May 19, 2007

 Are the wheels coming off corn ethanol?

The Wall Street Journal yesterday had a Potomac Watch column by Kimberley Strassel, "Ethanol's Bitter Taste," behind their paywall, detailing the political hostility rising corn prices are stimulating even in corn states (because those are also chicken, beef, hog, etc. states).

At an agriculture conference in Indianapolis last fall, Indiana Gov. Mitch Daniels, Agriculture Secretary Mike Johanns and EPA Administrator Stephen Johnson spoke, delivering their usual fare about how ethanol was the greatest thing since sliced corn bread. They expected warm applause; in the past the entire ag community united around helping their brother corn farmers make a buck.

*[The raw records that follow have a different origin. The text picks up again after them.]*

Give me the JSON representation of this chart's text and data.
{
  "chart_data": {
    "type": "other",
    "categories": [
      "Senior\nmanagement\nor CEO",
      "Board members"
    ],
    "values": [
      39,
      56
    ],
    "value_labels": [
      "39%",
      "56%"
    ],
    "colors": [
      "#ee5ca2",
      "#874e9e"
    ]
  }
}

But now that ethanol is literally taking food from their beasts' mouths, much of that community has grown less friendly. According to one attendee, Messrs. Daniels, Johanns and Johnson were later slammed with snippy ethanol questions from angry livestock owners, much to their dazed surprise. Word is that even the presidential candidates—who usually can say no wrong about ethanol while touring the Midwest—are having to be more selective about where they make their remarks. Things are even hotter in Washington, where lobbying groups are firming up their positions against corn ethanol. The hugely influential National Cattlemen's Beef Association has gone so far as to outline a series of public demands, including an end to any government tax credits (subsidies) for ethanol and an axe to the import tariff on foreign ethanol. Put another way, the cattlemen are so angry that they are demanding free markets and free trade—a first. Maybe ethanol really is a miracle fuel.

And this morning, Kevin Drum picked up on a study I did with some colleagues, mentioned here a month ago, that highlights the importance of distinguishing various ways of making ethanol, with an appropriately skeptical tone. He used the word boondoggle, and he used the word sucks, although neither as blanket condemnations.